Truly, the Alaskan Adventure has not started quite yet, as I’m spending a week in Seattle before flying to Anchorage. One thing about Seattle that bears noting: the FOOD! After a long flight from Boston my friend Erica picked me up at the airport and let me sleep at her house. When I awoke the next morning there were fresh raspberries, blueberries and yogurt for breakfast. In Olympia, my aunt and I made a blueberry galette, salmon, potatoes we dug up from her garden, and a great spinach dish. Yesterday, Shara and I learned how to cook oysters on the grill. We put the oysters on the grill and after a reasonable amount of time decided to try opening them. With sharp knives we tried to pry open the two halves of the shell. The result was that 30 minutes later our dinner plates were strewn with salt water and broken bits of shell, while we were still hungry. A few more minutes on the grill, and the oyster shells just popped open on their own! Lesson learned.

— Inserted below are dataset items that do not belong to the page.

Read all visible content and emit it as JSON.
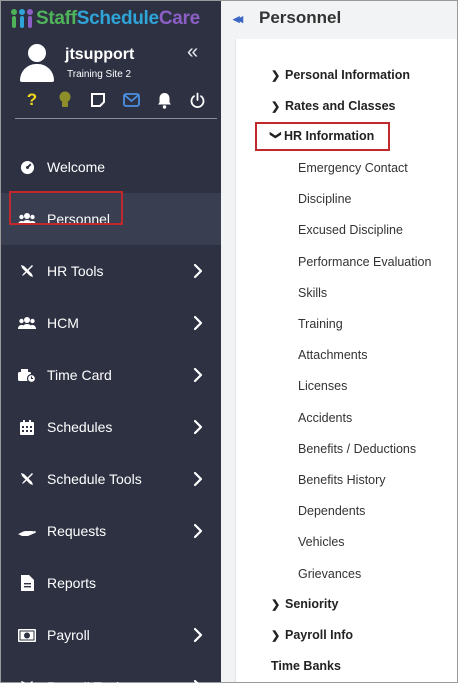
{
  "brand": {
    "part1": "Staff",
    "part2": "Schedule",
    "part3": "Care",
    "colors": {
      "green": "#4fb35a",
      "blue": "#2fa4d8",
      "purple": "#8c5fc6"
    }
  },
  "user": {
    "name": "jtsupport",
    "site": "Training Site 2"
  },
  "status_icons": [
    {
      "name": "help-icon",
      "glyph": "?",
      "color": "#f0d81d"
    },
    {
      "name": "lightbulb-icon",
      "glyph": "",
      "color": "#9a9a2a"
    },
    {
      "name": "note-icon",
      "glyph": "",
      "color": "#ffffff"
    },
    {
      "name": "mail-icon",
      "glyph": "",
      "color": "#4a90e2"
    },
    {
      "name": "bell-icon",
      "glyph": "",
      "color": "#ffffff"
    },
    {
      "name": "power-icon",
      "glyph": "",
      "color": "#ffffff"
    }
  ],
  "nav": [
    {
      "label": "Welcome",
      "icon": "dashboard-icon",
      "chevron": false
    },
    {
      "label": "Personnel",
      "icon": "users-icon",
      "chevron": false,
      "active": true
    },
    {
      "label": "HR Tools",
      "icon": "tools-icon",
      "chevron": true
    },
    {
      "label": "HCM",
      "icon": "users-icon",
      "chevron": true
    },
    {
      "label": "Time Card",
      "icon": "clock-card-icon",
      "chevron": true
    },
    {
      "label": "Schedules",
      "icon": "calendar-icon",
      "chevron": true
    },
    {
      "label": "Schedule Tools",
      "icon": "tools-icon",
      "chevron": true
    },
    {
      "label": "Requests",
      "icon": "hand-icon",
      "chevron": true
    },
    {
      "label": "Reports",
      "icon": "report-icon",
      "chevron": false
    },
    {
      "label": "Payroll",
      "icon": "money-icon",
      "chevron": true
    },
    {
      "label": "Payroll Tools",
      "icon": "tools-icon",
      "chevron": true
    }
  ],
  "main": {
    "title": "Personnel",
    "tree": {
      "personal_info": "Personal Information",
      "rates": "Rates and Classes",
      "hr_info": "HR Information",
      "hr_children": [
        "Emergency Contact",
        "Discipline",
        "Excused Discipline",
        "Performance Evaluation",
        "Skills",
        "Training",
        "Attachments",
        "Licenses",
        "Accidents",
        "Benefits / Deductions",
        "Benefits History",
        "Dependents",
        "Vehicles",
        "Grievances"
      ],
      "seniority": "Seniority",
      "payroll_info": "Payroll Info",
      "time_banks": "Time Banks"
    }
  },
  "highlight_color": "#c0282c"
}
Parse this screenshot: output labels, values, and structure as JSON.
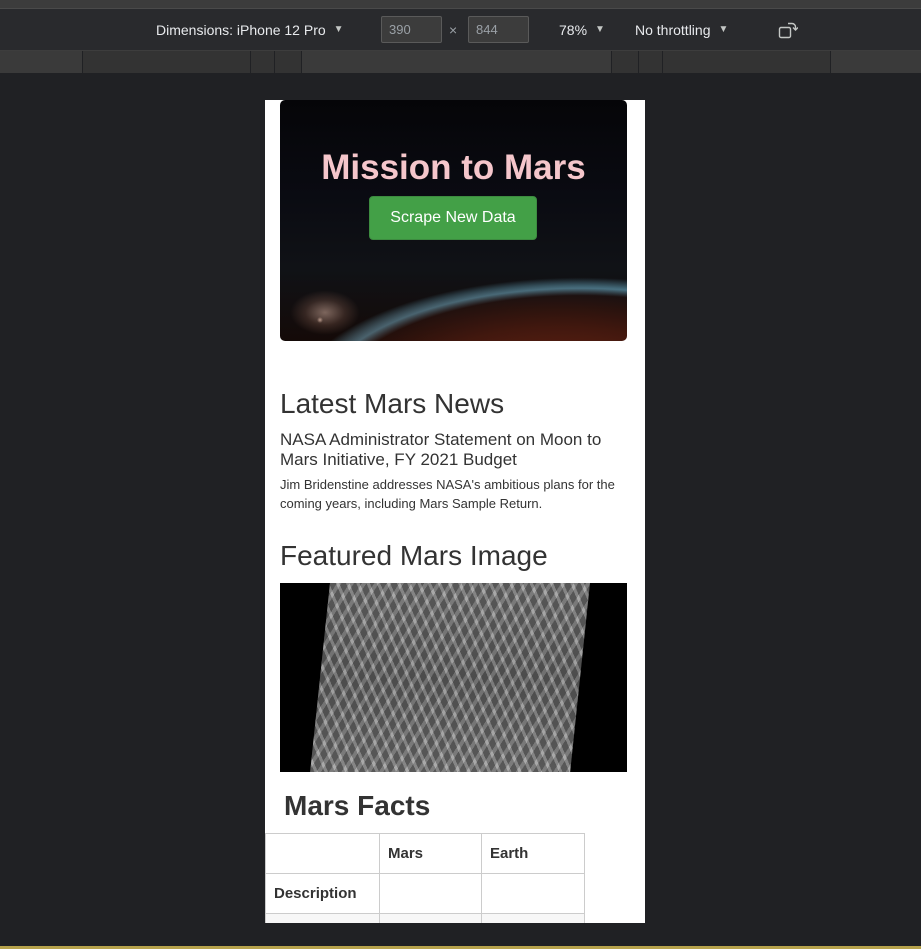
{
  "devtools": {
    "dimensions_label": "Dimensions: iPhone 12 Pro",
    "width_value": "390",
    "height_value": "844",
    "times_symbol": "×",
    "zoom_label": "78%",
    "throttling_label": "No throttling",
    "caret_glyph": "▼",
    "icons": {
      "rotate": "rotate-icon"
    }
  },
  "page": {
    "jumbotron": {
      "title": "Mission to Mars",
      "button_label": "Scrape New Data",
      "button_color": "#43a047",
      "title_color": "#f5c6cb"
    },
    "news": {
      "heading": "Latest Mars News",
      "title": "NASA Administrator Statement on Moon to Mars Initiative, FY 2021 Budget",
      "paragraph": "Jim Bridenstine addresses NASA's ambitious plans for the coming years, including Mars Sample Return."
    },
    "featured": {
      "heading": "Featured Mars Image"
    },
    "facts": {
      "heading": "Mars Facts",
      "columns": [
        "",
        "Mars",
        "Earth"
      ],
      "rows": [
        [
          "Description",
          "",
          ""
        ],
        [
          "",
          "",
          ""
        ]
      ]
    }
  }
}
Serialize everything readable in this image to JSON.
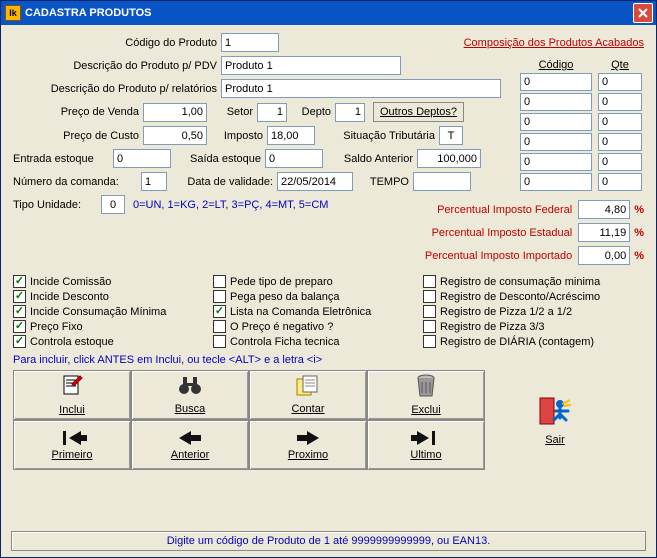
{
  "window": {
    "title": "CADASTRA PRODUTOS"
  },
  "link_composicao": "Composição dos Produtos Acabados",
  "labels": {
    "codigo": "Código do Produto",
    "desc_pdv": "Descrição do Produto p/ PDV",
    "desc_rel": "Descrição do Produto p/ relatórios",
    "preco_venda": "Preço de Venda",
    "setor": "Setor",
    "depto": "Depto",
    "outros_deptos": "Outros Deptos?",
    "preco_custo": "Preço de Custo",
    "imposto": "Imposto",
    "sit_trib": "Situação Tributária",
    "entrada_estoque": "Entrada estoque",
    "saida_estoque": "Saída estoque",
    "saldo_ant": "Saldo Anterior",
    "num_comanda": "Número da comanda:",
    "data_val": "Data de validade:",
    "tempo": "TEMPO",
    "tipo_unidade": "Tipo Unidade:",
    "tipo_legend": "0=UN, 1=KG, 2=LT, 3=PÇ, 4=MT, 5=CM",
    "pct_fed": "Percentual Imposto Federal",
    "pct_est": "Percentual Imposto Estadual",
    "pct_imp": "Percentual Imposto Importado"
  },
  "values": {
    "codigo": "1",
    "desc_pdv": "Produto 1",
    "desc_rel": "Produto 1",
    "preco_venda": "1,00",
    "setor": "1",
    "depto": "1",
    "preco_custo": "0,50",
    "imposto": "18,00",
    "sit_trib": "T",
    "entrada_estoque": "0",
    "saida_estoque": "0",
    "saldo_ant": "100,000",
    "num_comanda": "1",
    "data_val": "22/05/2014",
    "tempo": "",
    "tipo_unidade": "0",
    "pct_fed": "4,80",
    "pct_est": "11,19",
    "pct_imp": "0,00"
  },
  "comp": {
    "head_codigo": "Código",
    "head_qte": "Qte",
    "rows": [
      {
        "codigo": "0",
        "qte": "0"
      },
      {
        "codigo": "0",
        "qte": "0"
      },
      {
        "codigo": "0",
        "qte": "0"
      },
      {
        "codigo": "0",
        "qte": "0"
      },
      {
        "codigo": "0",
        "qte": "0"
      },
      {
        "codigo": "0",
        "qte": "0"
      }
    ]
  },
  "checks": {
    "col1": [
      {
        "label": "Incide Comissão",
        "checked": true
      },
      {
        "label": "Incide Desconto",
        "checked": true
      },
      {
        "label": "Incide Consumação Mínima",
        "checked": true
      },
      {
        "label": "Preço Fixo",
        "checked": true
      },
      {
        "label": "Controla estoque",
        "checked": true
      }
    ],
    "col2": [
      {
        "label": "Pede tipo de preparo",
        "checked": false
      },
      {
        "label": "Pega peso da balança",
        "checked": false
      },
      {
        "label": "Lista na Comanda Eletrônica",
        "checked": true
      },
      {
        "label": "O Preço é negativo ?",
        "checked": false
      },
      {
        "label": "Controla Ficha tecnica",
        "checked": false
      }
    ],
    "col3": [
      {
        "label": "Registro de consumação minima",
        "checked": false
      },
      {
        "label": "Registro de Desconto/Acréscimo",
        "checked": false
      },
      {
        "label": "Registro de Pizza 1/2 a 1/2",
        "checked": false
      },
      {
        "label": "Registro de Pizza 3/3",
        "checked": false
      },
      {
        "label": "Registro de DIÁRIA (contagem)",
        "checked": false
      }
    ]
  },
  "note": "Para incluir, click ANTES em Inclui, ou tecle <ALT> e a letra <i>",
  "toolbar": {
    "inclui": "Inclui",
    "busca": "Busca",
    "contar": "Contar",
    "exclui": "Exclui",
    "primeiro": "Primeiro",
    "anterior": "Anterior",
    "proximo": "Proximo",
    "ultimo": "Ultimo",
    "sair": "Sair"
  },
  "status": "Digite um código de Produto de 1 até 9999999999999, ou EAN13."
}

In another book I recently read: Eat, Pray, Love, Elizabeth Gilbert describes how every city has a word. She thinks that New York’s work is “achievement” while Los Angeles’s word is “success.” Certainly the word of Washington D.C. would be “politics.” Gilbert explains that the word doesn’t just describe the city, it is the primary thing that residents of the city are thinking about- the word that is in the back of your mind all day. I don’t know whether the residents of Seattle would agree with me, but for now I would say that Seattle’s word is “delicious.”

For the curious, and those that like to know logistics and whereabouts, I will arrive in Anchorage on Thursday. Saturday afternoon I will fly into my village and spend a few days unpacking. Then I will be fly to another village for new staff training. Pictures will come soon.

Erika Written by:

2 Comments

  1. Pete
    August 5, 2008

    Good luck, godspeed, and enjoy life.
    I’ll be in touch.
    But only the best.

  2. cindy
    October 25, 2008

    I am not far behind you. I visit alaska 2 a year and am in the process of looking for land to purchase and building a log home on it. Be safe and Breath the Air. No other place I have found like alaska.